Marcel S. Anduiza

Marcel S Anduiza, Professorial Lecturer

Marcel S. Anduiza

Professorial Lecturer

Part-time Faculty


Contact:

Office Phone: 202-421-3586

I’m a writer, historian, and foreign affairs analyst. Currently, I’m a Visiting Scholar and Adjunct Faculty at the Elliot School of International Affairs, George Washington University, focusing on a research project, "The Idea of North America and the Future of Continental Integration: Bringing Long-Term Strategy and History Back into the Debate." I also teach “Contemporary Issues of US-Mexico Relations” for the Latin American and Hemispheric Studies Program

Throughout my career, I have been able to combine experience in academia and public scholarship with practical experience in politics, international relations, and policymaking.

My three areas of research specialization are:

1) U.S.-Mexico relations, Latin American studies, Inter-American relations and geopolitics.

2) Urban and environmental history in Mexico and Latin America.

3) Studies of mobility, cities, and ecology in maritime spaces and port societies in the Pacific Basin.
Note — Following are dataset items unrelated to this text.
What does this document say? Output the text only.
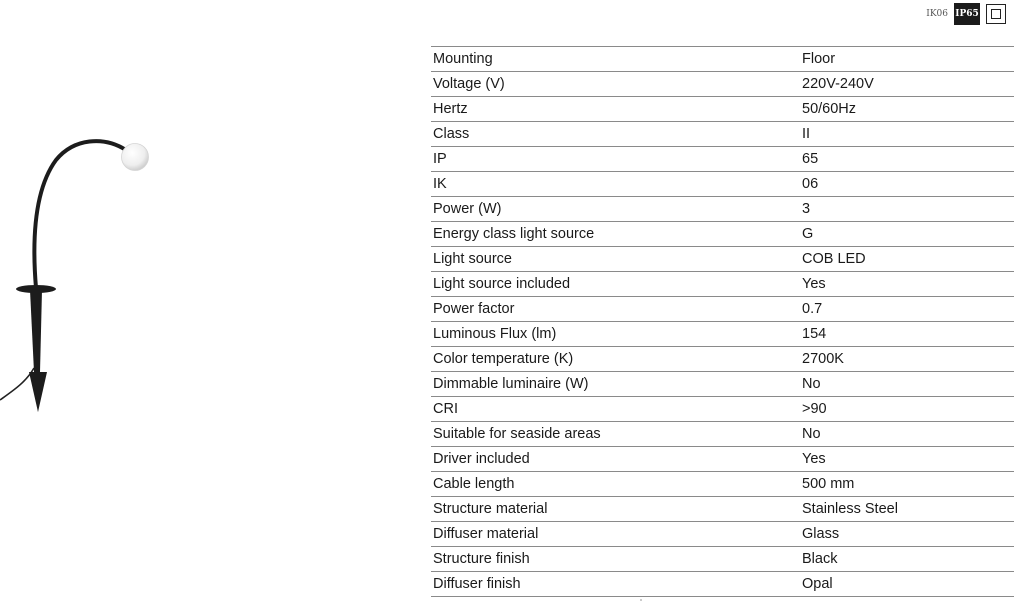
IK06 IP65
Mounting	Floor
Voltage (V)	220V-240V
Hertz	50/60Hz
Class	II
IP	65
IK	06
Power (W)	3
Energy class light source	G
Light source	COB LED
Light source included	Yes
Power factor	0.7
Luminous Flux (lm)	154
Color temperature (K)	2700K
Dimmable luminaire (W)	No
CRI	>90
Suitable for seaside areas	No
Driver included	Yes
Cable length	500 mm
Structure material	Stainless Steel
Diffuser material	Glass
Structure finish	Black
Diffuser finish	Opal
I’m working on my book manuscript entitled, All Coasts One Bay: Acapulco, Mexico, and the Making of the American Pacific as well as on the Historia mínima del Pacífico mexicano, siglos XV-XXI (co-authored) for the collection "Historia mínima" of the Colegio de México. Among other publications, I have published a book chapter on tourism, “Acapulco y la historia social de su planificación. La caída de un puerto comercial y el surgimiento de una ciudad turística (1927-1945),” in México-Estados Unidos. Reflexiones históricas sobre el turismo y la cultura nacional, 1927-1945. I also have peer-reviewed book chapters on geography, ecology, geopolitics, and travelers for the Instituto de Investigaciones Históricas-UNAM.
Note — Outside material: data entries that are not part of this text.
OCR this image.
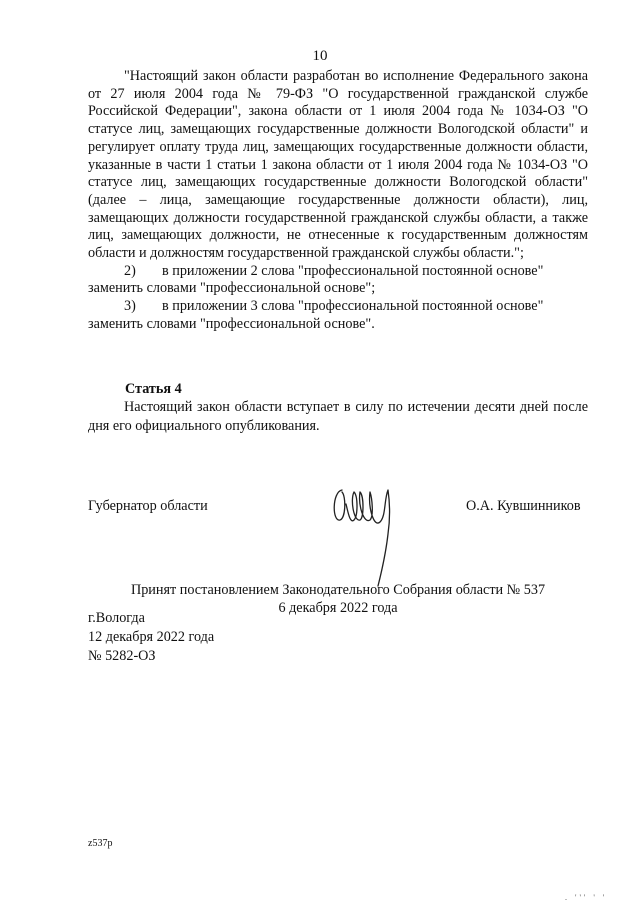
10

"Настоящий закон области разработан во исполнение Федерального закона от 27 июля 2004 года № 79-ФЗ "О государственной гражданской службе Российской Федерации", закона области от 1 июля 2004 года № 1034-ОЗ "О статусе лиц, замещающих государственные должности Вологодской области" и регулирует оплату труда лиц, замещающих государственные должности области, указанные в части 1 статьи 1 закона области от 1 июля 2004 года № 1034-ОЗ "О статусе лиц, замещающих государственные должности Вологодской области" (далее – лица, замещающие государственные должности области), лиц, замещающих должности государственной гражданской службы области, а также лиц, замещающих должности, не отнесенные к государственным должностям области и должностям государственной гражданской службы области.";

2)	в приложении 2 слова "профессиональной постоянной основе"

заменить словами "профессиональной основе";

3)	в приложении 3 слова "профессиональной постоянной основе"

заменить словами "профессиональной основе".

Статья 4

Настоящий закон области вступает в силу по истечении десяти дней после дня его официального опубликования.

Губернатор области	О.А. Кувшинников
Принят постановлением Законодательного Собрания области № 537
6 декабря 2022 года
г.Вологда
12 декабря 2022 года
№ 5282-ОЗ
z537p
. ''' ' '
I have collaborated on various projects in cultural diplomacy, public scholarship, and digital humanities, as well as on museum exhibits and oral history projects. Some of these projects have been published by the Hispanic Division of the Library of Congress and the Mexican Cultural Institute at the Mexican Embassy in DC. My work has also been published and featured in the Mexican media at Nexos, ADN40, and El Financiero-Bloomberg.

I hold a Ph.D. in Urban and Latin American History from the University of Chicago, a Master’s degree in Latin American and Caribbean Studies from Columbia University, and a B.A. in Modern History and Politics from the University of Oxford. My research has been supported by Mexico’s National Council for Science and Technology (CONACYT), the Division of Social Sciences at the University of Chicago, and the Andrew W. Mellon Foundation. I have been a fellow at the Center for Mexico-United States Studies at the University of California, San Diego, 2017-2018; and a Visiting Researcher at the Centro de Estudios Históricos, Colegio de México, 2019-2020.

From 2018-2019, I served as Congressional Affairs Liaison at the Federal Government’s Secretaría de Economía, and from 2021-2022 as First Secretary and cultural attaché for a yearlong commission in public diplomacy and the history of Inter-American Relations at the Mexican Cultural Institute of the Mexican Embassy in the United States, Washington, D.C.

I was born in Mexico City and proudly raised by an LGBTQ+ family of academics and literature professors from the Universidad Nacional Autónoma de México. I live in Washington D.C. with my Colombian-Mexican family.